Isto porque se, em regra, deve ser a entidade patronal que controla os trabalhadores e determina o tempo e modo como estes executam as suas funções, a realidade é muitas vezes desconforme ao dever ser formal que emerge do direito e geram-se relações de confiança informais que alteram a dinâmica de poder e controlo que resulta do contrato de trabalho e dos seus vínculos jurídicos.

O contrato de empreitada tem potencial para gerar estes conflitos de autoridade entre o dono da obra e o empreiteiro, para os funcionários do último, em especial em situações em que, como era o caso, os funcionários recebiam o seu vencimento do dono da obra.

IV – O Direito:

Vem imputada ao arguido a prática, em autoria material e na forma consumada, de um crime de violação de regras de segurança agravado pelo resultado, nos termos p. e p. pelos artigos 152.º-B, n.ºs 1, 2 e 4, alínea b) do Código Penal

A arguida sociedade será responsável pelo mesmo ilícito, nos termos do artigo 11º, n.º 2, al. a), do mesmo Código.

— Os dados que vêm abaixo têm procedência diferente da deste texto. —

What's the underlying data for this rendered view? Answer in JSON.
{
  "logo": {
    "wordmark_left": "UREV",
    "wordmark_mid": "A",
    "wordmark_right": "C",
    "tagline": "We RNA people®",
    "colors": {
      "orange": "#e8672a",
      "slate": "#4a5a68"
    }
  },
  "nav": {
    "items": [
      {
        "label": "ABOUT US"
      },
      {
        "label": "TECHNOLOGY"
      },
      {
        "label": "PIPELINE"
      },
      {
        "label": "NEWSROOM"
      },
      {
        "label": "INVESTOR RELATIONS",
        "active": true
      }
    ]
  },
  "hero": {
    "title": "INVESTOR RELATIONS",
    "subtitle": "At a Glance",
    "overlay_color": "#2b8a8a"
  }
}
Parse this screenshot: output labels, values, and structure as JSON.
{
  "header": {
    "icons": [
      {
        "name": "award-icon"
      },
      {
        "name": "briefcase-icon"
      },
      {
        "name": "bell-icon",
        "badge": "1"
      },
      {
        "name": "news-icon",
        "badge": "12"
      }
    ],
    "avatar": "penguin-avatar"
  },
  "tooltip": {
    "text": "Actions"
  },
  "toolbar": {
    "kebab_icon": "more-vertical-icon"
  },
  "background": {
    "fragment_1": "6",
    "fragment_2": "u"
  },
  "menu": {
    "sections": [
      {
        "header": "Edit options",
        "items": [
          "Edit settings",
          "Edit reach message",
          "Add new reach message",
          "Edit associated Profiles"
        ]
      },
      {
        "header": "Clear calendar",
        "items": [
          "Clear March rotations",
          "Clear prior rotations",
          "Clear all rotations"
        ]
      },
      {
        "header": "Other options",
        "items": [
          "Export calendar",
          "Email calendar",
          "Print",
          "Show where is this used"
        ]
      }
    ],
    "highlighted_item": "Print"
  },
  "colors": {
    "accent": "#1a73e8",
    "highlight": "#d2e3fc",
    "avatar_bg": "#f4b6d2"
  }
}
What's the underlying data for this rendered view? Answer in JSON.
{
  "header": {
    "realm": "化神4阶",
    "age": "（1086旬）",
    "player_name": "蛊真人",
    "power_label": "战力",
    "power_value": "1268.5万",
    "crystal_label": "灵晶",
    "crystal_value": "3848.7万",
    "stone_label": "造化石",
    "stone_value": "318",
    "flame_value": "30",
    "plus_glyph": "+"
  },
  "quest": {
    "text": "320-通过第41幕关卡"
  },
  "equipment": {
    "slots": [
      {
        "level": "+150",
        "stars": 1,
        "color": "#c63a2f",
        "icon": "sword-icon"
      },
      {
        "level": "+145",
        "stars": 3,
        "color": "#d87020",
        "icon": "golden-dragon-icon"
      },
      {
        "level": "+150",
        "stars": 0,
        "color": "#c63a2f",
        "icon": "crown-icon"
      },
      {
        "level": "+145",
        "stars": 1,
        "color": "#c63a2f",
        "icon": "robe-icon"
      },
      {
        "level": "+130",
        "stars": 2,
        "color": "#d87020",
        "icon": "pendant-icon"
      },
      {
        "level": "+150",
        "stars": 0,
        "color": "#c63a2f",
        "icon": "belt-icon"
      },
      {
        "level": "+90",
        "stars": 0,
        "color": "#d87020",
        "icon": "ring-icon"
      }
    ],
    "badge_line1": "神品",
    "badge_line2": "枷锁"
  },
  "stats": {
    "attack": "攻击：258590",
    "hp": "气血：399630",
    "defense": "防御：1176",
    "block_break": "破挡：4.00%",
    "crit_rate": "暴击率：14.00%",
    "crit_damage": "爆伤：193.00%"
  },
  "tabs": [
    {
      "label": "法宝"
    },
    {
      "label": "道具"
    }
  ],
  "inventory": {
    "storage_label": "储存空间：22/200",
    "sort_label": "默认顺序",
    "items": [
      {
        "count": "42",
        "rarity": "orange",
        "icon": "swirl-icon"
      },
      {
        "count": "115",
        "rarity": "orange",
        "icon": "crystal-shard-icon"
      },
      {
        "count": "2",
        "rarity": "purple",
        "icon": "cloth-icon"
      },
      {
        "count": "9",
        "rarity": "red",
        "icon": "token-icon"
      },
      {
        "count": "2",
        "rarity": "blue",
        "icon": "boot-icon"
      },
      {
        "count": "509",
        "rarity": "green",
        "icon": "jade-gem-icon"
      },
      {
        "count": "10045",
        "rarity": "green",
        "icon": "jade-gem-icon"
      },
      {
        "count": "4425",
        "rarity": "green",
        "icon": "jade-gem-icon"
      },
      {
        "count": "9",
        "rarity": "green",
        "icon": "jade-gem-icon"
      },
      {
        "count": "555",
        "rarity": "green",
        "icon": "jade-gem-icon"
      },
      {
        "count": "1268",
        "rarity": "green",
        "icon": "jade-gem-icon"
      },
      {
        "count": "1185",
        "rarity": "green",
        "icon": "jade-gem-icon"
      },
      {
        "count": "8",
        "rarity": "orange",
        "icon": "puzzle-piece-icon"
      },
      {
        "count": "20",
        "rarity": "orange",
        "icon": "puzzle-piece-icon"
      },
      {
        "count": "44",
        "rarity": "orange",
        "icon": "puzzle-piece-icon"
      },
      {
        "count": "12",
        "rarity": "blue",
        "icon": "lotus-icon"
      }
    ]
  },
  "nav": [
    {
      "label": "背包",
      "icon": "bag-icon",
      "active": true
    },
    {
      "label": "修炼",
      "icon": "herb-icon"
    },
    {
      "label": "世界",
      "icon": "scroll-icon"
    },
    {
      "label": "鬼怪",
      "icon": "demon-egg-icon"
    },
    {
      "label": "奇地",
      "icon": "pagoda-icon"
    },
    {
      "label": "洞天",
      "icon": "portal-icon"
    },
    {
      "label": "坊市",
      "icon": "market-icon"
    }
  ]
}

O citado artigo 152º-B do Código Penal tem a seguinte redacção:

“Violação de regras de segurança

1 - Quem, não observando disposições legais ou regulamentares, sujeitar trabalhador a perigo para a vida ou a perigo de grave ofensa para o corpo ou a saúde, é punido com pena de prisão de um a cinco anos, se pena mais grave lhe não couber por força de outra disposição legal.

2 - Se o perigo previsto no número anterior for criado por negligência o agente é punido com pena de prisão até três anos.

3 - Se dos factos previstos nos números anteriores resultar ofensa à integridade física grave o agente é punido:

a) Com pena de prisão de dois a oito anos no caso do n.º 1;

b) Com pena de prisão de um a cinco anos no caso do n.º 2.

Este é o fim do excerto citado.